Sure. You get me rolling on a really certain – a nerdy discussion of penetration at each level, but some real important trends here. When we acquired Apartments.com 98% of their revenue was from properties with 130 units or more, which is the upper, upper half of the apartment industry. So if you have 44 million units out there, 17 million – I am sorry, 24 million might be institutional, maybe 12 million are in that larger unit mix size. So traditionally the businesses because they had that print history of expensive fixed cost of print, the industry really addressed the 130 unit plus area. We are seeing tremendous growth in the – all the way down to the 40 units, 30 units, and that is a huge piece of the market. So, I was looking at some stats the other day where, a lot of our growth was in that lower area, and I think we can be successful all the way down to 10 units, 15 unit properties. So that will go for a long time, and that doubles the size of the market ultimately.
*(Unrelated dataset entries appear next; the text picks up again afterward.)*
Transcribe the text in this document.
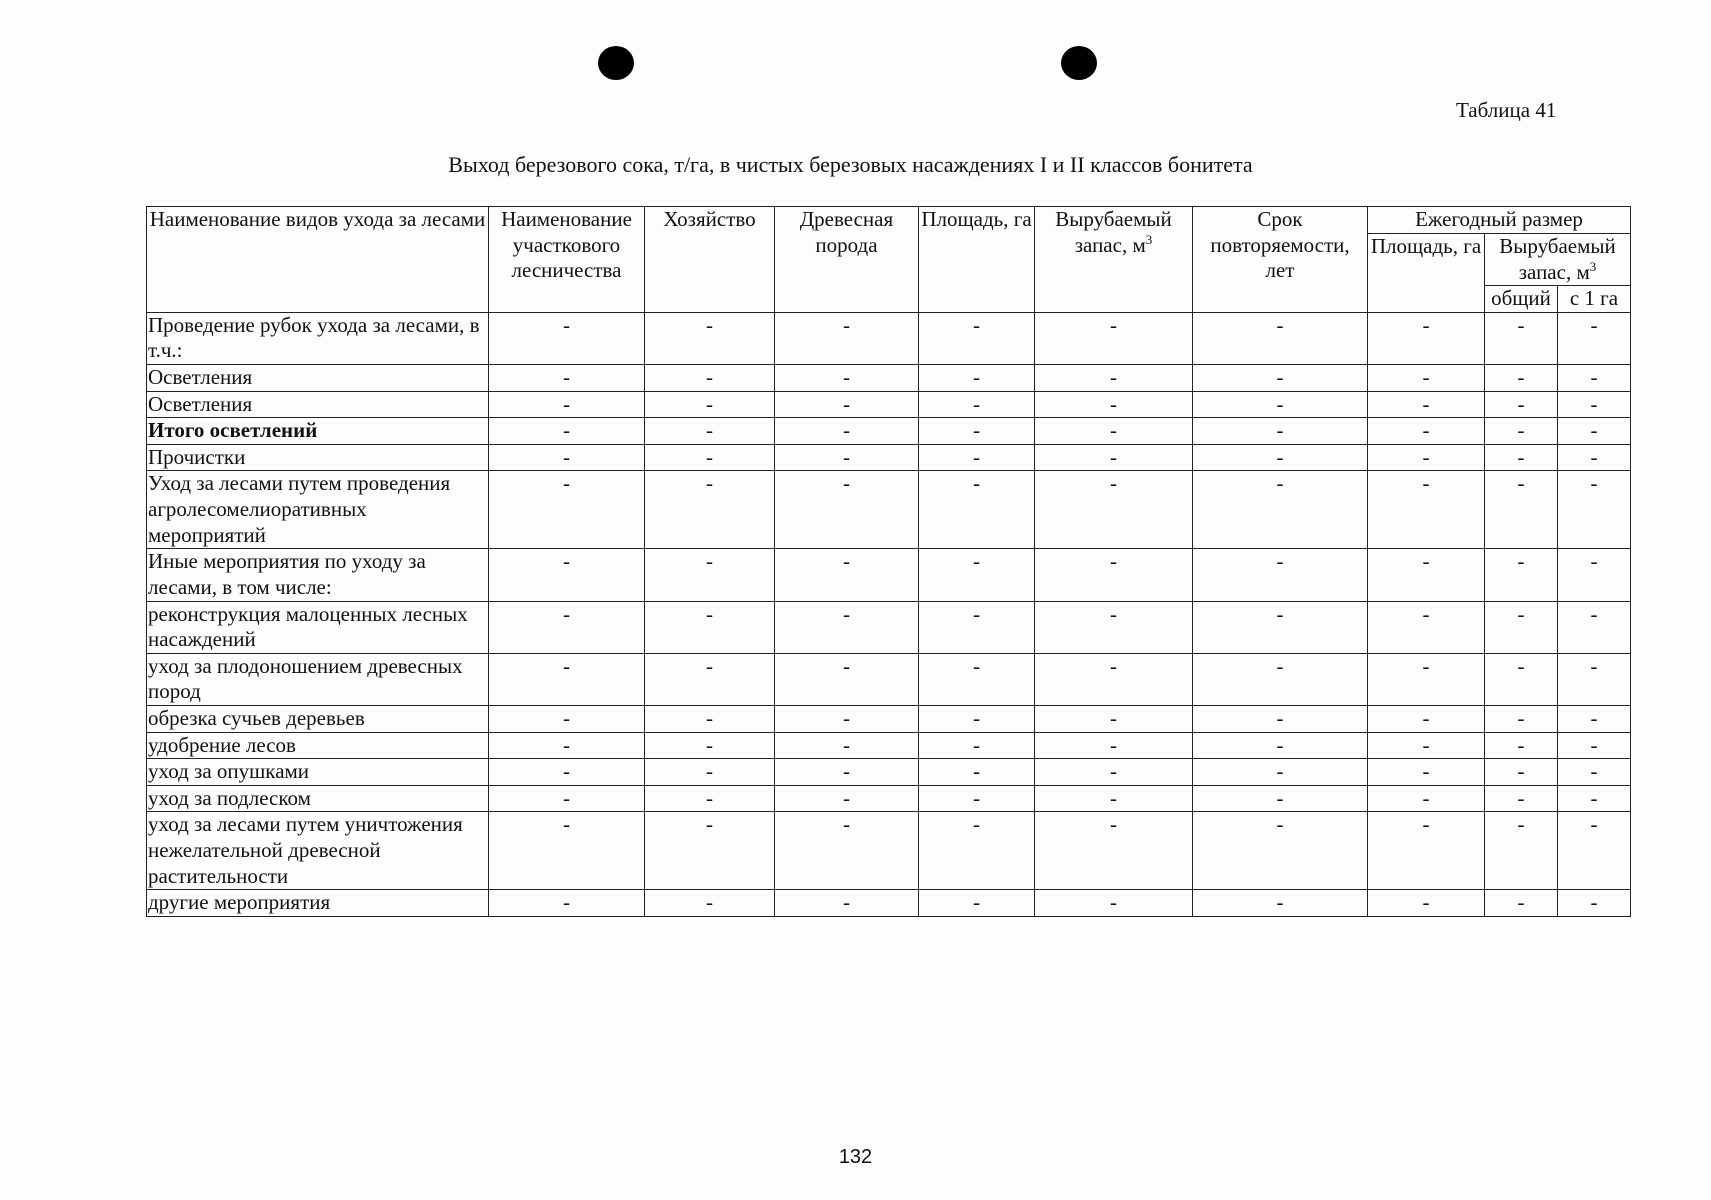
Таблица 41
Выход березового сока, т/га, в чистых березовых насаждениях I и II классов бонитета
Наименование видов ухода за лесами	Наименование участкового лесничества	Хозяйство	Древесная порода	Площадь, га	Вырубаемый запас, $м^3$	Срок повторяемости, лет	Ежегодный размер		
							Площадь, га	Вырубаемый запас, $м^3$
								общий	с 1 га
Проведение рубок ухода за лесами, в т.ч.:	-	-	-	-	-	-	-	-	-
Осветления	-	-	-	-	-	-	-	-	-
Осветления	-	-	-	-	-	-	-	-	-
Итого осветлений	-	-	-	-	-	-	-	-	-
Прочистки	-	-	-	-	-	-	-	-	-
Уход за лесами путем проведения агролесомелиоративных мероприятий	-	-	-	-	-	-	-	-	-
Иные мероприятия по уходу за лесами, в том числе:	-	-	-	-	-	-	-	-	-
реконструкция малоценных лесных насаждений	-	-	-	-	-	-	-	-	-
уход за плодоношением древесных пород	-	-	-	-	-	-	-	-	-
обрезка сучьев деревьев	-	-	-	-	-	-	-	-	-
удобрение лесов	-	-	-	-	-	-	-	-	-
уход за опушками	-	-	-	-	-	-	-	-	-
уход за подлеском	-	-	-	-	-	-	-	-	-
уход за лесами путем уничтожения нежелательной древесной растительности	-	-	-	-	-	-	-	-	-
другие мероприятия	-	-	-	-	-	-	-	-	-
132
The other thing is that as we get deeper penetration in the apartment space, and we have a bigger and bigger share of that institutional market, say the 100 units plus, we have a fantastic opportunity to layer additional services on top of that user flow. So if you have – we now have a very significant share of apartment hunters in the United States using our product to find their apartment. Millions and millions of people are finding their apartments on Apartments.com. That is 110 million Americans and growing. That is $700 billion plus of spending. Folks are in the market every 18 months typically to find a new apartment. There is a lot we can do with that traffic in that position. That doesn't require us to sign up new apartments, though I am pretty confident we will continue to sign up lots and lots of new communities over the years to come.

Operator

Operator

And currently we have no further questions in queue.

Andrew Florance

Analyst

Great. Well, thank you everyone for joining us for this first-quarter earnings call, and we look forward to updating you on our progress next quarter.

Operator

Operator

And that does conclude our conference for today. Thanks for your participation and thanks for using AT&T Executive Teleconference service. You may now disconnect.